While they witness human sorrow, devastation and desperate behavior, pilots also get to help bring hope to the hurt. 

People donate necessary supplies; volunteers load it and the air crew gets to see it to its final destination — where people desperately need it. 

This week, Agape Flights pilots Jeff Yannucciello and Kory Elleby flew the organization's Chieftain back to the Bahamas — first to Marsh Harbour on Abaco and then to Freeport on Grand Bahama. 

Yannucciello has been with Agape nearly 16 years; Elleby about two. In their jobs, they get to see things most people don't.  

"Getting to the see the other end — when we're helping people — is always a benefit," Yannucciello said. 

Yannucciello studied missionary aviation at Moody Aviation when it was in Elizabethton, Tennessee. It's now located in Spokane, Washington. 

"This is something I've been called to do," he said. 

Agape has two main planes that it operates — a Piper PA 31-350 Chieftain, tail number N600AB and an Embraer 110 Bandit, tail number N316AF. The Chieftain is mainly for transporting personnel but can be reconfigured for goods. 

Yannucciello, 44, Nokomis, said witnessing the good of Agape is something he always appreciates. 

"The volunteers, even some of the staff don't get to see this side of the operation," he said.

Elleby, 49, Venice, has been volunteering with Agape as a co-pilot for about two years. 

He owns and works as an electrician for Sunshine Electrical Services projects across South Sarasota County. 

Elleby said he was introduced to Agape through church. Chief mechanic Greg Haman, who is also an Agape pilot, brought Elleby in and introduced him to the team. 

"It was a process to learn airplanes, weight and balances, loads and where we go... eventually, I was allowed to start co-piloting," Elleby said. 

Elleby said he was introduced to "this awesome guy," as he taps Yannucciello on the back. 

Other volunteer pilots include Steve Koch, who lives in Louisville, Kentucky and Fort Myers; along with Doug Graber who grew up in Ohio and now lives in Sarasota County. 

Elleby said the training on in-flight emergencies has become rewarding as they work on preparing on unlikely events — just in case.  

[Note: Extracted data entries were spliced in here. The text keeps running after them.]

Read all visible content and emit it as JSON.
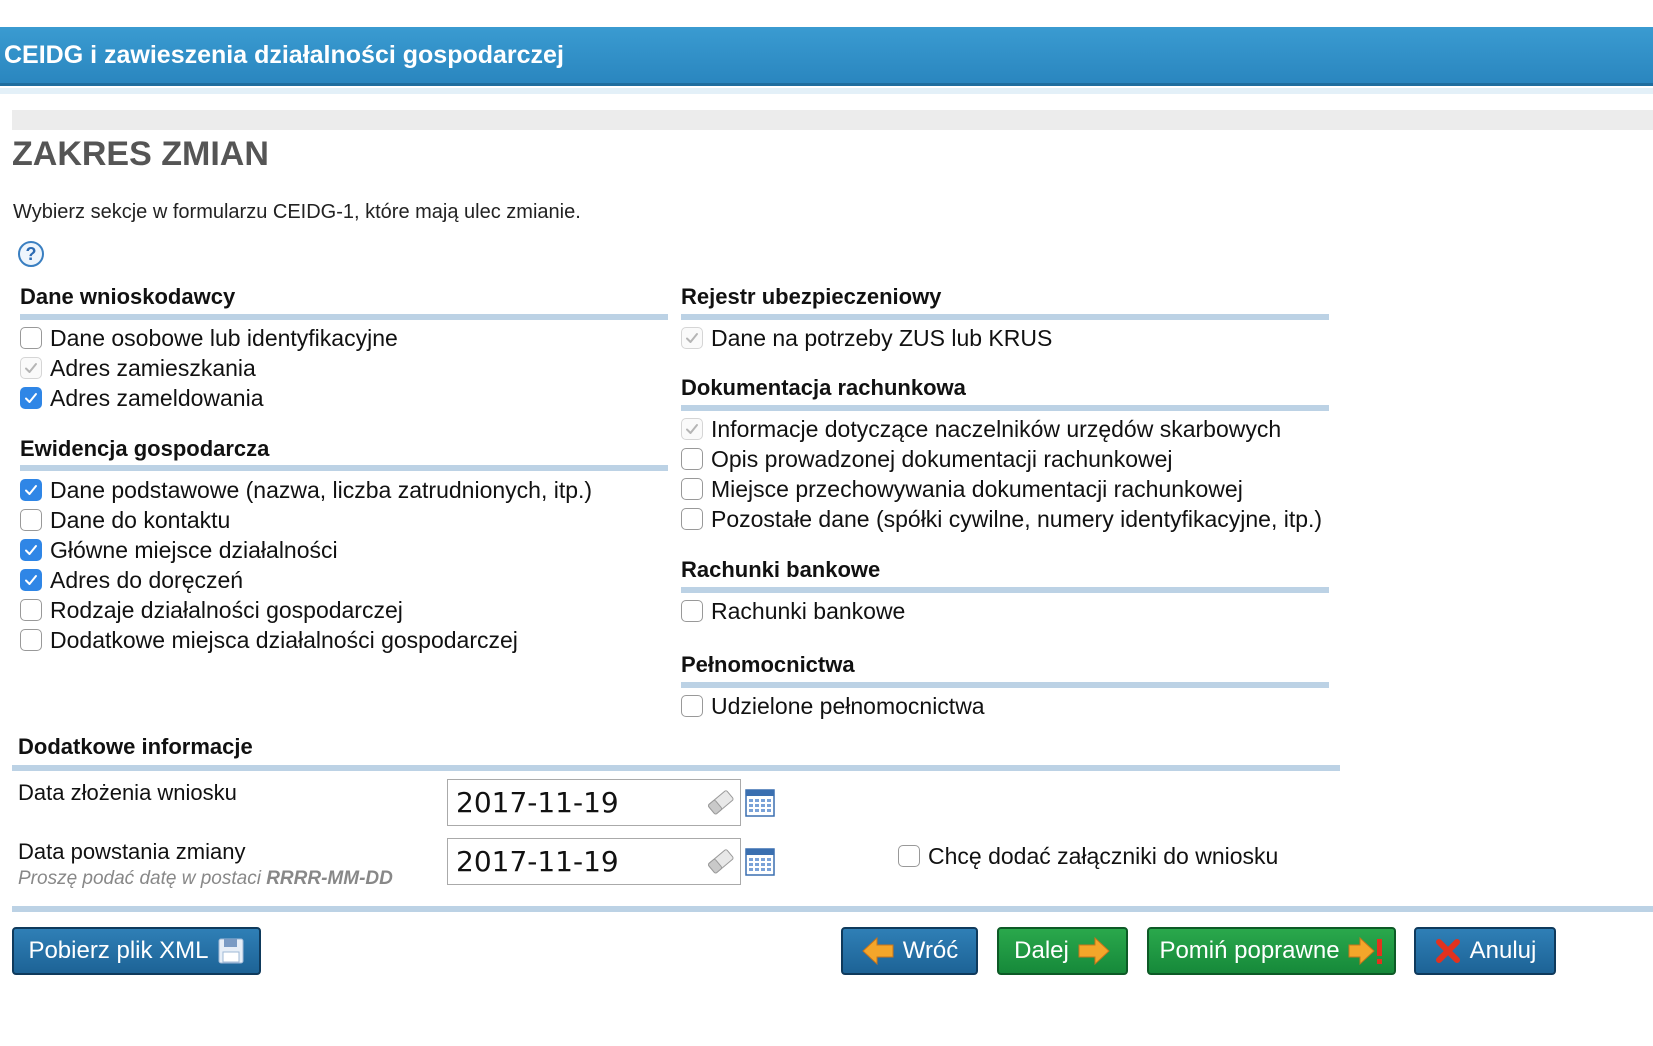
{
  "window": {
    "title": "CEIDG i zawieszenia działalności gospodarczej"
  },
  "page": {
    "title": "ZAKRES ZMIAN",
    "intro": "Wybierz sekcje w formularzu CEIDG-1, które mają ulec zmianie.",
    "help_icon": "help-icon"
  },
  "left": {
    "applicant": {
      "header": "Dane wnioskodawcy",
      "items": [
        {
          "label": "Dane osobowe lub identyfikacyjne",
          "state": "unchecked"
        },
        {
          "label": "Adres zamieszkania",
          "state": "checked-disabled"
        },
        {
          "label": "Adres zameldowania",
          "state": "checked"
        }
      ]
    },
    "business": {
      "header": "Ewidencja gospodarcza",
      "items": [
        {
          "label": "Dane podstawowe (nazwa, liczba zatrudnionych, itp.)",
          "state": "checked"
        },
        {
          "label": "Dane do kontaktu",
          "state": "unchecked"
        },
        {
          "label": "Główne miejsce działalności",
          "state": "checked"
        },
        {
          "label": "Adres do doręczeń",
          "state": "checked"
        },
        {
          "label": "Rodzaje działalności gospodarczej",
          "state": "unchecked"
        },
        {
          "label": "Dodatkowe miejsca działalności gospodarczej",
          "state": "unchecked"
        }
      ]
    }
  },
  "right": {
    "insurance": {
      "header": "Rejestr ubezpieczeniowy",
      "items": [
        {
          "label": "Dane na potrzeby ZUS lub KRUS",
          "state": "checked-disabled"
        }
      ]
    },
    "accounting": {
      "header": "Dokumentacja rachunkowa",
      "items": [
        {
          "label": "Informacje dotyczące naczelników urzędów skarbowych",
          "state": "checked-disabled"
        },
        {
          "label": "Opis prowadzonej dokumentacji rachunkowej",
          "state": "unchecked"
        },
        {
          "label": "Miejsce przechowywania dokumentacji rachunkowej",
          "state": "unchecked"
        },
        {
          "label": "Pozostałe dane (spółki cywilne, numery identyfikacyjne, itp.)",
          "state": "unchecked"
        }
      ]
    },
    "bank": {
      "header": "Rachunki bankowe",
      "items": [
        {
          "label": "Rachunki bankowe",
          "state": "unchecked"
        }
      ]
    },
    "poa": {
      "header": "Pełnomocnictwa",
      "items": [
        {
          "label": "Udzielone pełnomocnictwa",
          "state": "unchecked"
        }
      ]
    }
  },
  "additional": {
    "header": "Dodatkowe informacje",
    "submission_date": {
      "label": "Data złożenia wniosku",
      "value": "2017-11-19"
    },
    "change_date": {
      "label": "Data powstania zmiany",
      "value": "2017-11-19",
      "hint_prefix": "Proszę podać datę w postaci ",
      "hint_format": "RRRR-MM-DD"
    },
    "attachments": {
      "label": "Chcę dodać załączniki do wniosku",
      "state": "unchecked"
    }
  },
  "buttons": {
    "download_xml": "Pobierz plik XML",
    "back": "Wróć",
    "next": "Dalej",
    "skip_valid": "Pomiń poprawne",
    "cancel": "Anuluj"
  },
  "colors": {
    "titlebar": "#2a86bf",
    "section_line": "#bcd2e5",
    "checkbox_checked": "#2f86e6",
    "button_blue": "#1d6396",
    "button_green": "#16893a"
  }
}
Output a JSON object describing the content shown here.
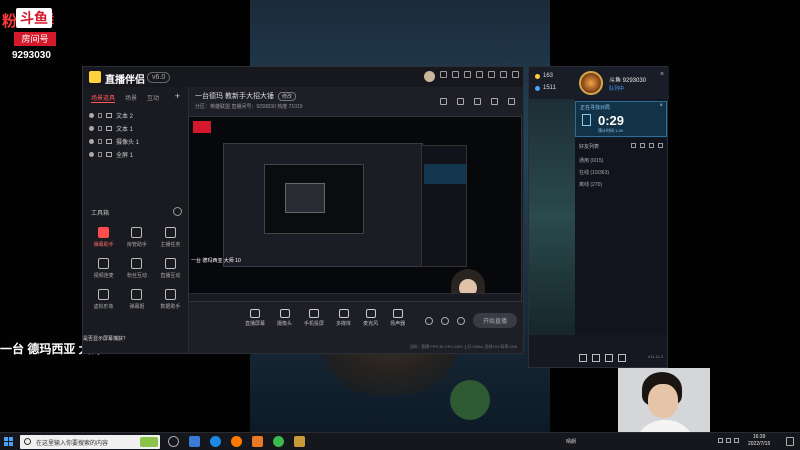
{
  "overlay": {
    "banner_text": "粉 进群",
    "logo_text": "斗鱼",
    "room_label": "房间号",
    "room_number": "9293030"
  },
  "stream_caption": "一台 德玛西亚 大师 10",
  "app": {
    "name": "直播伴侣",
    "version_badge": "v6.0",
    "sidebar_tabs": [
      "场景道具",
      "场景",
      "互动"
    ],
    "add_label": "+",
    "layers": [
      "文本 2",
      "文本 1",
      "摄像头 1",
      "全屏 1"
    ],
    "toolbox_title": "工具箱",
    "tools": [
      {
        "label": "弹幕助手",
        "active": true
      },
      {
        "label": "房管助手",
        "active": false
      },
      {
        "label": "主播任务",
        "active": false
      },
      {
        "label": "视频连麦",
        "active": false
      },
      {
        "label": "粉丝互动",
        "active": false
      },
      {
        "label": "直播互动",
        "active": false
      },
      {
        "label": "虚拟形象",
        "active": false
      },
      {
        "label": "弹幕姬",
        "active": false
      },
      {
        "label": "数据助手",
        "active": false
      }
    ],
    "room_title": "一台德玛 教新手大招大锤",
    "room_title_chip": "修改",
    "room_meta": "分区：英雄联盟    直播间号：9293030    热度 71019",
    "bottom_tools": [
      "直播屏幕",
      "摄像头",
      "手机投屏",
      "多媒体",
      "麦克风",
      "扬声器"
    ],
    "start_button": "开始直播",
    "status_text": "当前：直播  FPS:30  CPU:18%  上行:0KB/s  丢帧:0%  码率:0KB",
    "tooltip": "是否显示屏幕捕获？"
  },
  "preview": {
    "caption": "一台 德玛西亚 大师 10"
  },
  "client": {
    "level_value": "163",
    "points_value": "1511",
    "player_name": "斗鱼 9293030",
    "player_status": "队列中",
    "queue_label": "正在寻找对局",
    "queue_time": "0:29",
    "queue_estimate": "预计时间 1:20",
    "friends_header": "好友列表",
    "groups": [
      "通用 (0/15)",
      "在线 (10/363)",
      "离线 (270)"
    ],
    "version_text": "V11.11.3",
    "close_label": "×"
  },
  "taskbar": {
    "search_placeholder": "在这里输入你要搜索的内容",
    "tray_text": "晴朗",
    "time": "16:39",
    "date": "2022/7/15"
  },
  "colors": {
    "brand_red": "#d3192b",
    "accent_blue": "#4aa3ff",
    "queue_bg": "#123247"
  }
}
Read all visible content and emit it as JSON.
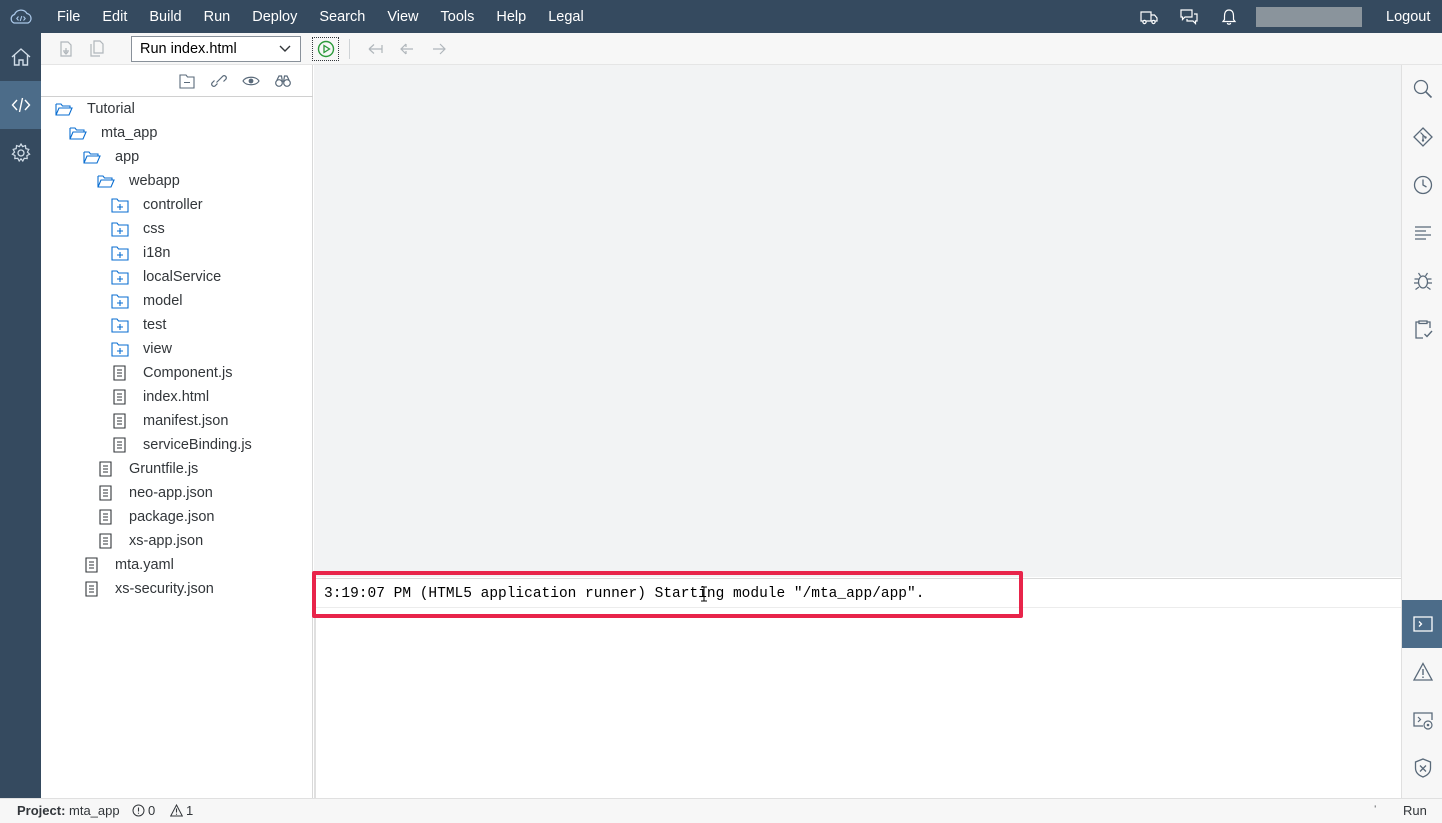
{
  "menubar": {
    "logo_icon": "cloud-code-icon",
    "items": [
      "File",
      "Edit",
      "Build",
      "Run",
      "Deploy",
      "Search",
      "View",
      "Tools",
      "Help",
      "Legal"
    ],
    "right_icons": [
      "delivery-truck-icon",
      "discussion-icon",
      "notification-bell-icon"
    ],
    "logout_label": "Logout"
  },
  "leftbar": {
    "items": [
      {
        "name": "home",
        "icon": "home-icon",
        "active": false
      },
      {
        "name": "development",
        "icon": "code-icon",
        "active": true
      },
      {
        "name": "preferences",
        "icon": "gear-icon",
        "active": false
      }
    ]
  },
  "toolbar": {
    "run_config_label": "Run index.html",
    "icons": [
      "save-icon",
      "save-all-icon",
      "run-icon",
      "undo-icon",
      "back-icon",
      "forward-icon"
    ]
  },
  "tree_tools": [
    "collapse-all-icon",
    "link-editor-icon",
    "show-hidden-icon",
    "search-binoculars-icon"
  ],
  "tree": [
    {
      "label": "Tutorial",
      "type": "folder-open",
      "depth": 0
    },
    {
      "label": "mta_app",
      "type": "folder-open",
      "depth": 1
    },
    {
      "label": "app",
      "type": "folder-open",
      "depth": 2
    },
    {
      "label": "webapp",
      "type": "folder-open",
      "depth": 3
    },
    {
      "label": "controller",
      "type": "folder-closed",
      "depth": 4
    },
    {
      "label": "css",
      "type": "folder-closed",
      "depth": 4
    },
    {
      "label": "i18n",
      "type": "folder-closed",
      "depth": 4
    },
    {
      "label": "localService",
      "type": "folder-closed",
      "depth": 4
    },
    {
      "label": "model",
      "type": "folder-closed",
      "depth": 4
    },
    {
      "label": "test",
      "type": "folder-closed",
      "depth": 4
    },
    {
      "label": "view",
      "type": "folder-closed",
      "depth": 4
    },
    {
      "label": "Component.js",
      "type": "file",
      "depth": 4
    },
    {
      "label": "index.html",
      "type": "file",
      "depth": 4
    },
    {
      "label": "manifest.json",
      "type": "file",
      "depth": 4
    },
    {
      "label": "serviceBinding.js",
      "type": "file",
      "depth": 4
    },
    {
      "label": "Gruntfile.js",
      "type": "file",
      "depth": 3
    },
    {
      "label": "neo-app.json",
      "type": "file",
      "depth": 3
    },
    {
      "label": "package.json",
      "type": "file",
      "depth": 3
    },
    {
      "label": "xs-app.json",
      "type": "file",
      "depth": 3
    },
    {
      "label": "mta.yaml",
      "type": "file",
      "depth": 2
    },
    {
      "label": "xs-security.json",
      "type": "file",
      "depth": 2
    }
  ],
  "console": {
    "message": "3:19:07 PM (HTML5 application runner) Starting module \"/mta_app/app\"."
  },
  "rightbar": {
    "top_icons": [
      "search-icon",
      "git-icon",
      "history-icon",
      "outline-icon",
      "debugger-icon",
      "code-check-icon"
    ],
    "bottom_icons": [
      {
        "icon": "console-icon",
        "active": true
      },
      {
        "icon": "problems-warning-icon",
        "active": false
      },
      {
        "icon": "run-console-icon",
        "active": false
      },
      {
        "icon": "security-shield-icon",
        "active": false
      }
    ]
  },
  "statusbar": {
    "project_label": "Project:",
    "project_name": "mta_app",
    "errors_count": "0",
    "warnings_count": "1",
    "run_label": "Run"
  },
  "colors": {
    "shell": "#354a5f",
    "active": "#4c6c89",
    "highlight": "#e8244a",
    "icon": "#0a6ed1"
  }
}
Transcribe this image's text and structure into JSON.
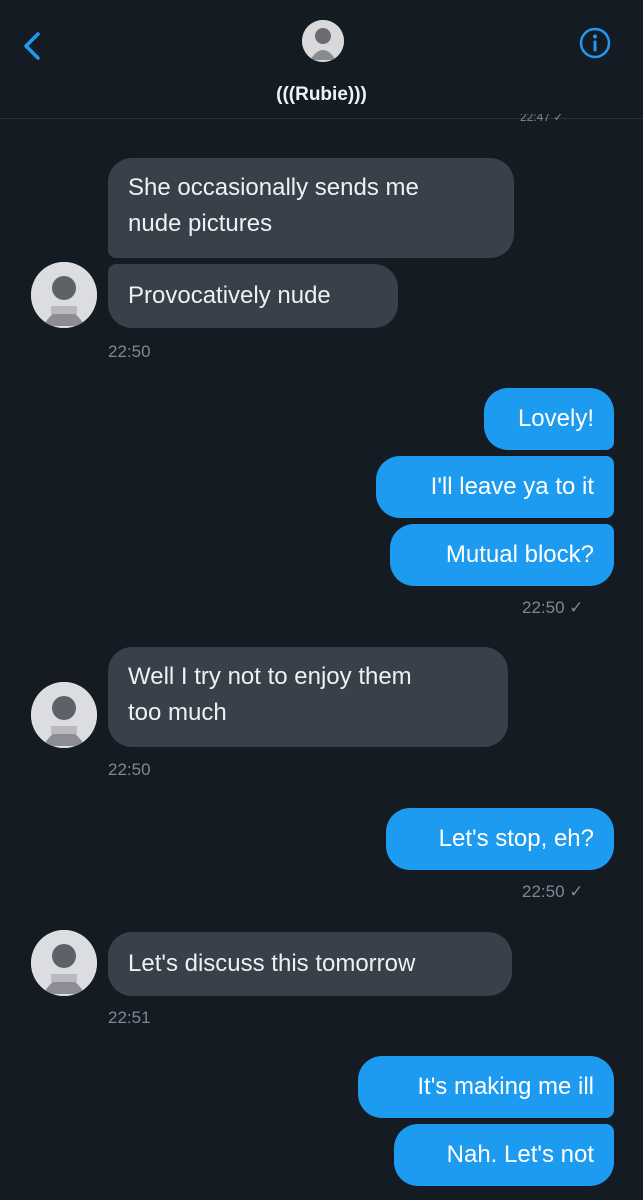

Yannucciello noted Agape Flights — while currently in the spotlight for assistance to the Bahamas — has for decades completed work throughout the Caribbean, including Haiti, Cuba and other areas where there is need or missionaries. 

"On a week-to-week basis, we get to spend time with the folks who are serving — the missionaries — spend the night with them," Yannucciello said. "We get to hear firsthand from them a lot of times what Agape means to them and how we're being a support and aid to them."